Smoki, Mamrotka – do Mam małych karateków

Pamiętacie początki treningów?

Bo ja tak z lekka przerażona jestem

Wczoraj byliśmy z Antkiem na pierwszych zajęciach, takich jeszcze przed zapisaniem do sekcji.
Było to karate seido, prowadzone przez nie byle kogo, bo przez Bogdana Czapla 5 Dan, który stoi na czele Polskiej Federacji Seido Karate w Polsce.

Słuchajcie, godzinny, morderczy (na moje oko) trening, nawet dzieci będące po raz pierwszy, bez żadnej kondycji, na równi z innymi musiały wytrzymać. Patrzyłam na Antka, jak zalewał go pot, jak strasznie był zmęczony, kiwnęłam na niego palcem, żeby podbiegł do mnie i pytam, czy chce odpocząć, mówi, że tak, “mamo, jeszcze nigdy w życiu nie byłem tak zmęczony” Pan karateka przybiegł zaraz do nas i pyta, co się dzieje, czy dziecko źle się czuje, Antek mówi, że nie, tylko nie ma już siły, a trener na to, że nie ma siedzenia przy mamie na ławce, mamy tu nie ma, jeśli nie ma siły, to może stać i po prostu omijać ćwiczenia, ale nie siadać.

I to moje wykończone dziecko wróciło do szeregu
Matko, nie mogłam się doczekać, kiedy ta godzina się skończy

Przylazł potem i padł.
Mokrusieńki, cały do przebrania.

Mam do Was pytanie, wiem, że chodzicie na hapkido, czy tam też jest taka dyscyplina i rygor? Czy dzieciom w trakcie nie wolno odpocząć?

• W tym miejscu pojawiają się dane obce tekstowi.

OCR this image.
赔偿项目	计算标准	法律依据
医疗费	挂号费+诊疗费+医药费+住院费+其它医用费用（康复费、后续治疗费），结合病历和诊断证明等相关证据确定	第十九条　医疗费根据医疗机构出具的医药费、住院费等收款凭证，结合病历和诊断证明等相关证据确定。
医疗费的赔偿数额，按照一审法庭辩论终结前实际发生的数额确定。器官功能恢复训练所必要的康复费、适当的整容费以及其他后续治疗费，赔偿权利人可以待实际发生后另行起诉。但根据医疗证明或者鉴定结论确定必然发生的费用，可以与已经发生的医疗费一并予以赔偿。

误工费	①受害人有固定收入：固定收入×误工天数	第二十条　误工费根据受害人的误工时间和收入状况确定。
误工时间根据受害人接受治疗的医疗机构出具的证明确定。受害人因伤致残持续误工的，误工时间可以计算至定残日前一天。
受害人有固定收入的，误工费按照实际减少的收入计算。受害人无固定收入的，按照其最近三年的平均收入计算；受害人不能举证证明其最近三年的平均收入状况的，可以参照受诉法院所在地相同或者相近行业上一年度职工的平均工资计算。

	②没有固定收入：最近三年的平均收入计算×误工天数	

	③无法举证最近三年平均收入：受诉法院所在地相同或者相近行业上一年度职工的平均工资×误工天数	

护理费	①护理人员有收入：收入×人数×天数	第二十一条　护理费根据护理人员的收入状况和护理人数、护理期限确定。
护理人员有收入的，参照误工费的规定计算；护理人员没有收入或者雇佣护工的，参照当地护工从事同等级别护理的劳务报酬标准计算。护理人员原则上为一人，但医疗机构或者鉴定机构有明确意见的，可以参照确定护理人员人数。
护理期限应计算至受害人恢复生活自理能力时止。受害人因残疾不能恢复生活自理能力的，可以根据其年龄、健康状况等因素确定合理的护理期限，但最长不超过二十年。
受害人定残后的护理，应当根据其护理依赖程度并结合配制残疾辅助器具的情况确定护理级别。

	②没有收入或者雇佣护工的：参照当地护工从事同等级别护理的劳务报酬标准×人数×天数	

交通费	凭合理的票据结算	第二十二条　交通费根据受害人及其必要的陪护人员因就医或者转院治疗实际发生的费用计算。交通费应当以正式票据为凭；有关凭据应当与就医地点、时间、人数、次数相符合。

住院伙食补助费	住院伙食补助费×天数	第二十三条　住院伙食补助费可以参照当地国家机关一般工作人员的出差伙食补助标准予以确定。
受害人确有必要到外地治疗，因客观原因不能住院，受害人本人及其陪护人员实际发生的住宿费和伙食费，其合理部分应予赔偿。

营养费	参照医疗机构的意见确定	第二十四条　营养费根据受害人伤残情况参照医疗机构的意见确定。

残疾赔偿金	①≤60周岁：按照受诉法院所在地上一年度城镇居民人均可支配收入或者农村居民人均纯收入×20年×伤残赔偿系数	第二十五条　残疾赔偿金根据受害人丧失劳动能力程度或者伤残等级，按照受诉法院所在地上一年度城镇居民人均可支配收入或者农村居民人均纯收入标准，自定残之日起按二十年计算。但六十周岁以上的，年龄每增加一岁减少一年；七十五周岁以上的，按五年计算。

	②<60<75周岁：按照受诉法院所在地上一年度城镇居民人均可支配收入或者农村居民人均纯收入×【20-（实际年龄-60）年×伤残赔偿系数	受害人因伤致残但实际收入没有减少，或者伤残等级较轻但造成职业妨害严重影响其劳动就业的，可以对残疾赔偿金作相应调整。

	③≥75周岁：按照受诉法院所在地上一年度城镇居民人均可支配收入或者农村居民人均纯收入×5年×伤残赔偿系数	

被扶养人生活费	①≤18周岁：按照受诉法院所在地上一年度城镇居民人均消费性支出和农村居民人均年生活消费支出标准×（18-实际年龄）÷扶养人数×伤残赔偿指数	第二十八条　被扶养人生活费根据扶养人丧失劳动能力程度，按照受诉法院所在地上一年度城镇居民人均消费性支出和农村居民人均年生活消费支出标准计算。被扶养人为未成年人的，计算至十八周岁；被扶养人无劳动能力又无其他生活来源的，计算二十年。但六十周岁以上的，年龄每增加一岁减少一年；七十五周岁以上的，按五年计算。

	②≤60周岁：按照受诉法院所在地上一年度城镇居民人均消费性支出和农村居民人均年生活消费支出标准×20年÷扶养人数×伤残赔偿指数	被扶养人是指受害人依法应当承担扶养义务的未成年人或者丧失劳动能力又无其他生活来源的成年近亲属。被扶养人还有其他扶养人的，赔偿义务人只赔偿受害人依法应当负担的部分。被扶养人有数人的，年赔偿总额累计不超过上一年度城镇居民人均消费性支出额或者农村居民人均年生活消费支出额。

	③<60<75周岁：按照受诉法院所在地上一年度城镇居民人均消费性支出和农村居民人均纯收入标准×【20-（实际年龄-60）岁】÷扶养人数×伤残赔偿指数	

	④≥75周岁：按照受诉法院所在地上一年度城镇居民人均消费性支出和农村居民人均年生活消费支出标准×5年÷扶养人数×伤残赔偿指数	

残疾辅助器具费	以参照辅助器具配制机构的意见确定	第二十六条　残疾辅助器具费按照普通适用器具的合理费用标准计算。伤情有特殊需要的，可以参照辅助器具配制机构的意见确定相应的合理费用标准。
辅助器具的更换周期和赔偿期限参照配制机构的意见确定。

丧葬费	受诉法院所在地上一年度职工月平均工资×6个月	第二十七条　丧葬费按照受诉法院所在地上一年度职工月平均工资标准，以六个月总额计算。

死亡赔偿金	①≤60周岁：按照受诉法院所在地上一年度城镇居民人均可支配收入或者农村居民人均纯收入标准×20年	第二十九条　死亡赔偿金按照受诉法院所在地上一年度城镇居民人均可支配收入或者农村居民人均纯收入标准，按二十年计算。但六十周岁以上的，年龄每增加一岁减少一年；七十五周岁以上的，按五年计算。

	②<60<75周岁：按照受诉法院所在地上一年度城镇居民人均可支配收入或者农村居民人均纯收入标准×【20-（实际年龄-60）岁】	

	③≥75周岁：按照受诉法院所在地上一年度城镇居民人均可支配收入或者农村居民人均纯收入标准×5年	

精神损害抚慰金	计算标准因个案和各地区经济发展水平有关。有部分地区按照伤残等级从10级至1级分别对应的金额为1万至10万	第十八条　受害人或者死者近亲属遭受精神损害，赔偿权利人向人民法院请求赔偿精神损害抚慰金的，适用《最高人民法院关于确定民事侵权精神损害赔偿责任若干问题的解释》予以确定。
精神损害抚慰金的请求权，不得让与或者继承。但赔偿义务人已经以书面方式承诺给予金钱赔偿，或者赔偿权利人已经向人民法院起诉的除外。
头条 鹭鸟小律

Mój m. za młodu trenował karate, i twierdzi, że nic złego dziecku się nie działo, że po dwóch tygodniach będzie to wszystko robił bez zadyszki, ale ja mam mieszane uczucia….. To w końcu jeszcze małe dzieci….

Napiszcie, proszę o swoich doświadczeniach.

67 odpowiedzi na pytanie: Smoki, Mamrotka – do Mam małych karateków

  1. hmmm 🙂
    Moje co prawda nie karate ale judo
    U nas podobnie
    Mamusiowanie się skończyło 🙂

    Nic mu nie będzie, tylko mu to na zdrowie wyjdzie:)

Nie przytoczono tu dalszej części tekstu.